To defrock Fox News of the extraordinary protection the Constitution affords to political speech, a plaintiff would have to argue that Carlson’s political commentary is simply window dressing for a commercial transaction. In other words, that Fox News is using anti-vaccine propaganda to convince its viewers buy something (besides pillows). That’s a tall order. As Culhane acknowledges, it would be hard to prove that Fox News intends to kill its most loyal customers.
Though the vaccine denialism is risible, if all socially harmful behavior was subject to liability the world would have gone bankrupt long ago and Hollywood would never have made it to Jackass 4: Forever. As the saying goes, when you’re a hammer, everything looks like a nail. Therefore tort law professors can be forgiven for thinking personal injury suits are the solution to societal ailments. Unfortunately for anyone who has ingested Hydroxychloroquine, Ivermectin, or just plain old bleach, they will just have to try their case in the court of public opinion.

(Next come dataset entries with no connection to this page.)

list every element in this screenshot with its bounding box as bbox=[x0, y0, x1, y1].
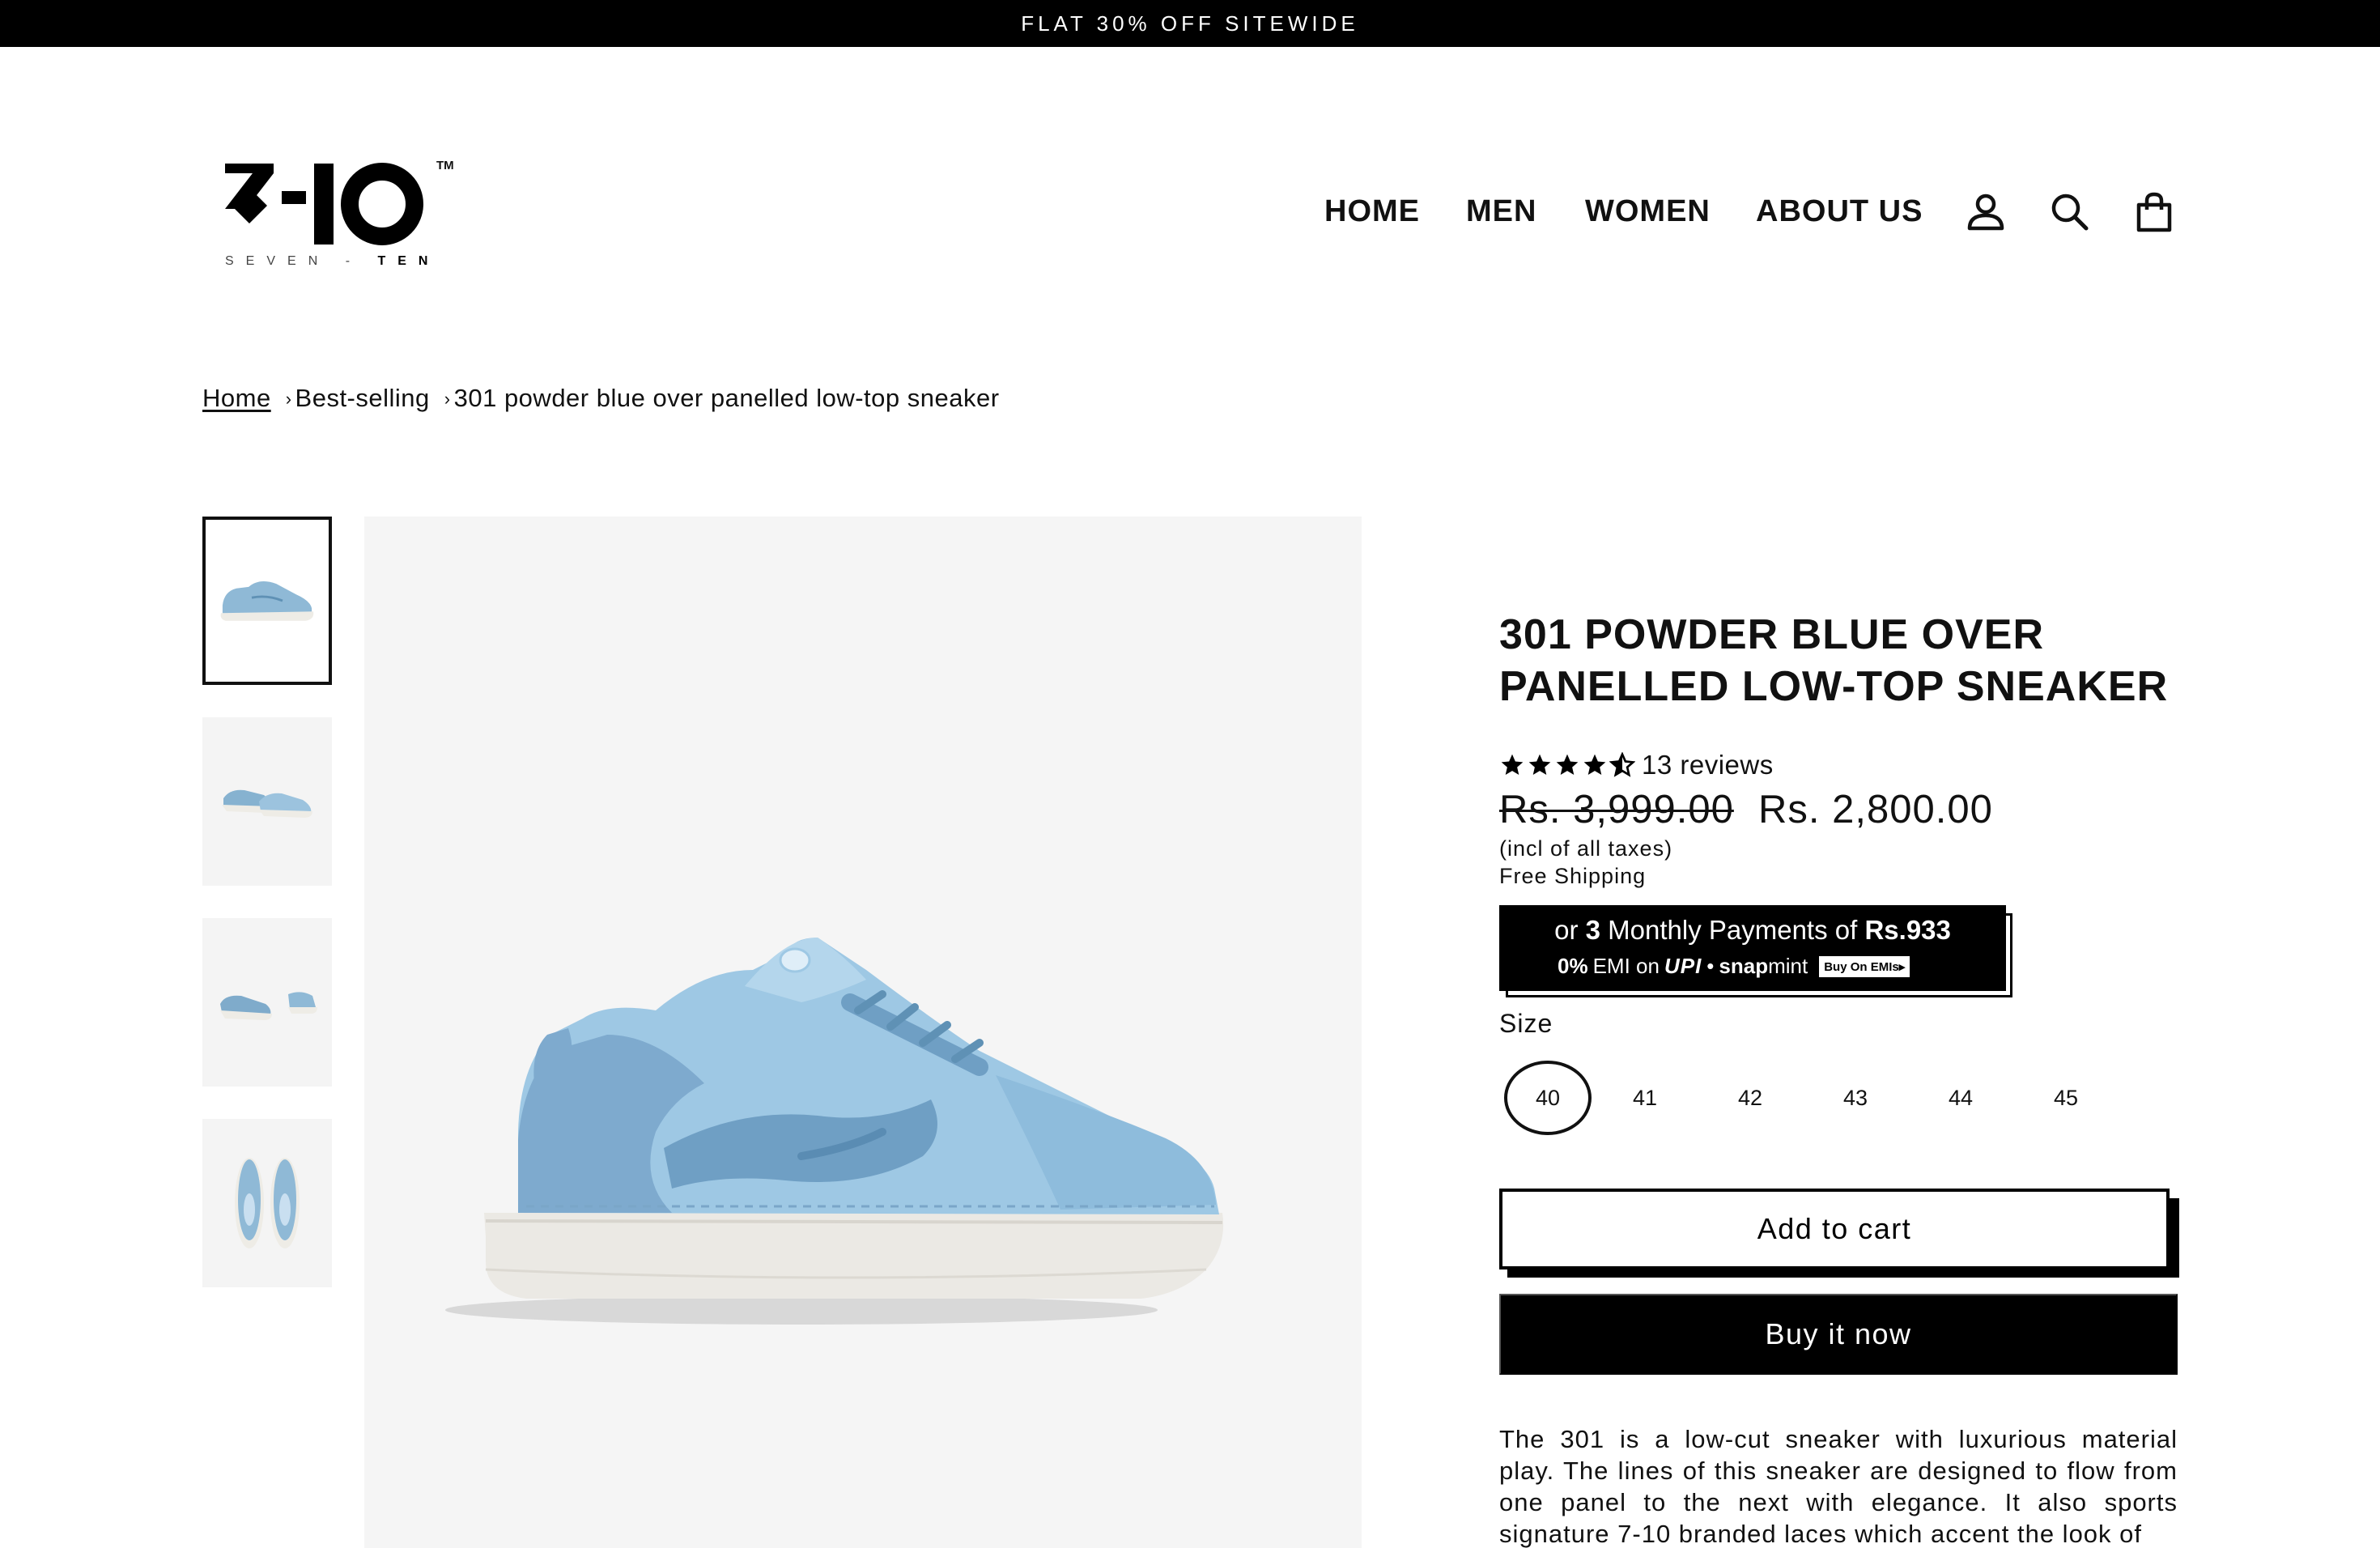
sneaker-pair-thumbnail bbox=[222, 789, 312, 818]
product-rating[interactable]: 13 reviews bbox=[1499, 750, 1774, 780]
breadcrumb-best-selling[interactable]: Best-selling bbox=[295, 384, 430, 413]
add-to-cart-button[interactable]: Add to cart bbox=[1499, 1189, 2170, 1269]
breadcrumb-separator: › bbox=[285, 389, 292, 409]
emi-widget[interactable]: or 3 Monthly Payments of Rs.933 0% EMI o… bbox=[1499, 905, 2006, 991]
star-half-icon bbox=[1609, 752, 1635, 777]
breadcrumb-home[interactable]: Home bbox=[202, 384, 271, 413]
upi-logo: UPI bbox=[1664, 954, 1702, 978]
logo-wordmark: SEVEN - TEN bbox=[225, 254, 440, 269]
size-label: Size bbox=[1499, 1009, 1553, 1038]
product-title: 301 POWDER BLUE OVER PANELLED LOW-TOP SN… bbox=[1499, 611, 2169, 710]
product-description: The 301 is a low-cut sneaker with luxuri… bbox=[1499, 1425, 2178, 1548]
star-full-icon bbox=[1528, 754, 1551, 775]
star-full-icon bbox=[1501, 754, 1524, 775]
sneaker-back-thumbnail bbox=[220, 992, 317, 1020]
thumbnail-pair-view[interactable] bbox=[202, 717, 332, 886]
size-option-45[interactable]: 45 bbox=[2022, 1061, 2110, 1135]
breadcrumb-separator: › bbox=[444, 389, 451, 409]
reviews-count[interactable]: 13 reviews bbox=[1642, 750, 1774, 780]
size-option-44[interactable]: 44 bbox=[1917, 1061, 2004, 1135]
thumbnail-back-view[interactable] bbox=[202, 918, 332, 1087]
thumbnail-side-view[interactable] bbox=[202, 517, 332, 685]
cart-icon[interactable] bbox=[2134, 192, 2174, 232]
nav-women[interactable]: WOMEN bbox=[1585, 194, 1711, 229]
thumbnail-top-view[interactable] bbox=[202, 1119, 332, 1287]
star-full-icon bbox=[1583, 754, 1606, 775]
wordmark-ten: TEN bbox=[377, 254, 440, 268]
announcement-bar: FLAT 30% OFF SITEWIDE bbox=[0, 0, 2380, 47]
brand-logo[interactable]: TM SEVEN - TEN bbox=[223, 155, 466, 277]
buy-on-emi-badge[interactable]: Buy On EMIs▸ bbox=[1819, 955, 1910, 977]
compare-at-price: Rs. 3,999.00 bbox=[1499, 788, 1734, 831]
nav-home[interactable]: HOME bbox=[1324, 194, 1420, 229]
breadcrumb-current: 301 powder blue over panelled low-top sn… bbox=[453, 384, 1000, 412]
wordmark-seven: SEVEN bbox=[225, 254, 330, 268]
shipping-note: Free Shipping bbox=[1499, 864, 1647, 888]
nav-men[interactable]: MEN bbox=[1466, 194, 1536, 229]
size-option-41[interactable]: 41 bbox=[1601, 1061, 1689, 1135]
star-full-icon bbox=[1556, 754, 1579, 775]
size-option-43[interactable]: 43 bbox=[1812, 1061, 1899, 1135]
wordmark-dash: - bbox=[345, 254, 363, 268]
rating-stars bbox=[1499, 752, 1635, 778]
nav-about-us[interactable]: ABOUT US bbox=[1756, 194, 1923, 229]
buy-now-button[interactable]: Buy it now bbox=[1499, 1294, 2178, 1375]
account-icon[interactable] bbox=[1966, 192, 2006, 232]
announcement-text: FLAT 30% OFF SITEWIDE bbox=[1021, 11, 1359, 36]
breadcrumb: Home › Best-selling › 301 powder blue ov… bbox=[202, 384, 1000, 413]
sneaker-main-illustration bbox=[445, 938, 1224, 1325]
main-product-image[interactable] bbox=[364, 517, 1362, 1548]
sneaker-side-thumbnail bbox=[220, 581, 314, 621]
sale-price: Rs. 2,800.00 bbox=[1758, 788, 1993, 831]
snapmint-logo: snapmint bbox=[1719, 954, 1808, 978]
sneaker-top-thumbnail bbox=[235, 1158, 300, 1248]
tax-note: (incl of all taxes) bbox=[1499, 836, 1673, 861]
logo-mark bbox=[225, 163, 423, 245]
trademark-symbol: TM bbox=[436, 159, 454, 172]
size-option-40[interactable]: 40 bbox=[1504, 1061, 1592, 1135]
emi-subline: 0% EMI on UPI • snapmint Buy On EMIs▸ bbox=[1558, 954, 1910, 979]
emi-headline: or 3 Monthly Payments of Rs.933 bbox=[1554, 915, 1951, 945]
search-icon[interactable] bbox=[2050, 192, 2090, 232]
size-option-42[interactable]: 42 bbox=[1706, 1061, 1794, 1135]
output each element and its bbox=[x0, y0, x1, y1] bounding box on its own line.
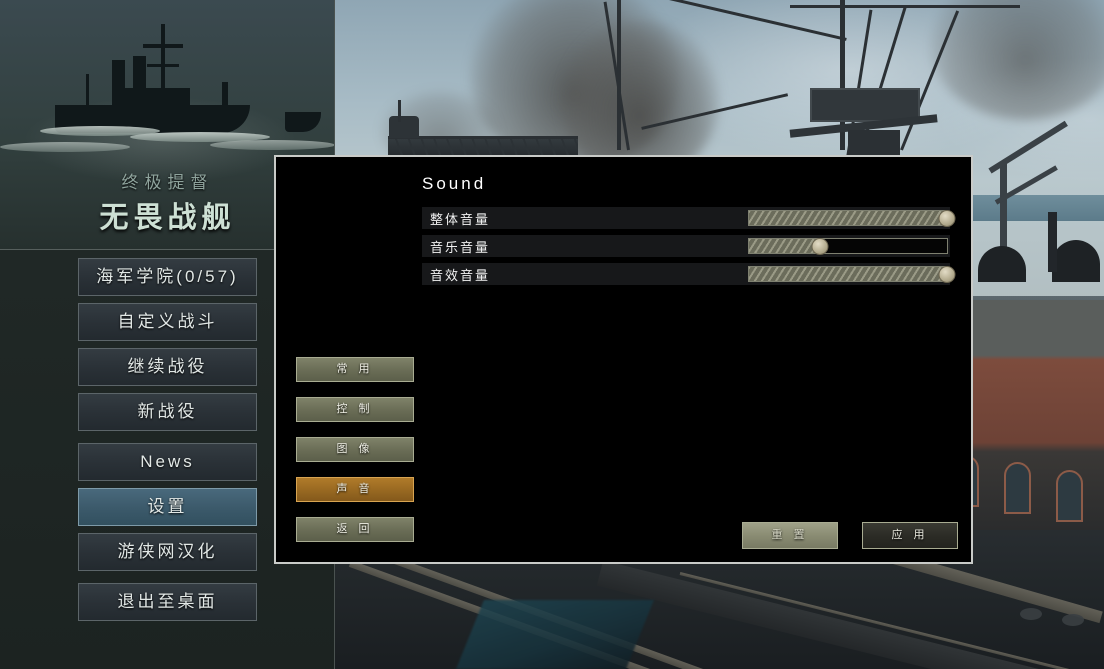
setting-label: 音乐音量 bbox=[430, 239, 491, 255]
menu-item-custom-battle[interactable]: 自定义战斗 bbox=[78, 303, 257, 341]
setting-row-master-volume: 整体音量 bbox=[422, 207, 956, 229]
wave-crest bbox=[210, 140, 334, 150]
storage-tank bbox=[1052, 240, 1100, 282]
dialog-title: Sound bbox=[422, 174, 487, 193]
ship-silhouette-superstructure bbox=[120, 88, 190, 110]
ship-silhouette-mast bbox=[222, 82, 228, 108]
ship-silhouette-yard bbox=[143, 44, 183, 48]
settings-dialog: Sound 整体音量 音乐音量 音效音量 常 用 控 制 图 像 声 音 返 回… bbox=[274, 155, 973, 564]
category-general[interactable]: 常 用 bbox=[296, 357, 414, 382]
music-volume-slider[interactable] bbox=[748, 238, 948, 255]
sound-settings-list: 整体音量 音乐音量 音效音量 bbox=[422, 207, 956, 291]
menu-item-exit-to-desktop[interactable]: 退出至桌面 bbox=[78, 583, 257, 621]
setting-row-sfx-volume: 音效音量 bbox=[422, 263, 956, 285]
dock-water bbox=[456, 600, 654, 669]
ship-silhouette-funnel bbox=[112, 60, 125, 105]
forward-spotting-top bbox=[389, 116, 419, 138]
menu-item-continue-campaign[interactable]: 继续战役 bbox=[78, 348, 257, 386]
apply-button[interactable]: 应 用 bbox=[862, 522, 958, 549]
chimney bbox=[1048, 212, 1057, 272]
warehouse-window bbox=[1004, 462, 1031, 514]
slider-knob[interactable] bbox=[938, 266, 956, 283]
menu-item-news[interactable]: News bbox=[78, 443, 257, 481]
menu-item-settings[interactable]: 设置 bbox=[78, 488, 257, 526]
setting-label: 音效音量 bbox=[430, 267, 491, 283]
slider-fill bbox=[749, 211, 947, 225]
sfx-volume-slider[interactable] bbox=[748, 266, 956, 283]
category-controls[interactable]: 控 制 bbox=[296, 397, 414, 422]
ship-silhouette-mast bbox=[86, 74, 89, 106]
warehouse-window bbox=[1056, 470, 1083, 522]
slider-fill bbox=[749, 267, 947, 281]
category-sound[interactable]: 声 音 bbox=[296, 477, 414, 502]
category-back[interactable]: 返 回 bbox=[296, 517, 414, 542]
harbor-crane bbox=[1000, 162, 1007, 252]
dialog-footer: 重 置 应 用 bbox=[742, 522, 962, 550]
wave-crest bbox=[0, 142, 130, 152]
slider-fill bbox=[749, 239, 821, 253]
ship-silhouette-yard bbox=[147, 64, 179, 67]
menu-item-new-campaign[interactable]: 新战役 bbox=[78, 393, 257, 431]
forward-mast bbox=[398, 100, 401, 122]
category-graphics[interactable]: 图 像 bbox=[296, 437, 414, 462]
slider-knob[interactable] bbox=[938, 210, 956, 227]
master-volume-slider[interactable] bbox=[748, 210, 956, 227]
ship-silhouette-funnel bbox=[133, 56, 146, 106]
menu-item-naval-academy[interactable]: 海军学院(0/57) bbox=[78, 258, 257, 296]
escort-silhouette bbox=[285, 112, 321, 132]
ship-mast bbox=[790, 5, 1020, 8]
foreground-shape bbox=[1020, 608, 1042, 620]
setting-label: 整体音量 bbox=[430, 211, 491, 227]
slider-knob[interactable] bbox=[811, 238, 829, 255]
foreground-shape bbox=[1062, 614, 1084, 626]
reset-button[interactable]: 重 置 bbox=[742, 522, 838, 549]
setting-row-music-volume: 音乐音量 bbox=[422, 235, 950, 257]
menu-item-localization[interactable]: 游侠网汉化 bbox=[78, 533, 257, 571]
settings-category-list: 常 用 控 制 图 像 声 音 返 回 bbox=[296, 357, 416, 557]
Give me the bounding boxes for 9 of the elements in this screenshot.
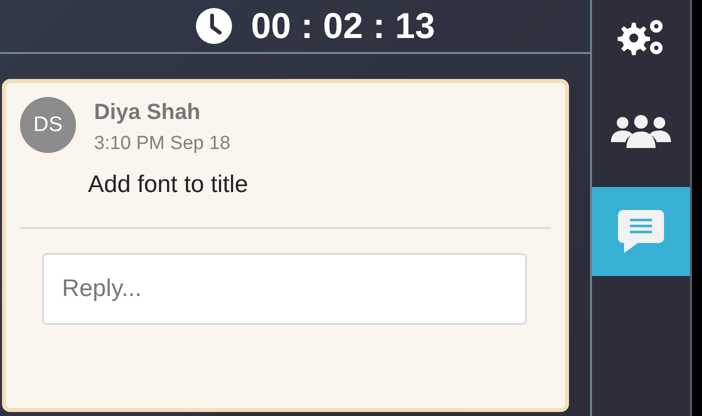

That is not to say that Fox News could not be susceptible to lawsuits from any experts or vaccine manufacturers, similar to how both Dominion Voting Systems and Smartmatic each sued the network for promoting claims of election fraud. But such lawsuits would be premised on libel, not fraud, which violates a universal duty of care not injure another’s reputation unjustly. In that case, Fox News would be well-served to remind viewers that it’s hosts engage in “exaggeration” and “non-literal commentary.” If “Don’t try this at home” is good enough for Jackass, surely it’s sufficient for Tucker Carlson.
Daniel Novack is a publishing industry attorney and chair of the New York State Bar Association Committee on Media Law. This article reflects his personal views only.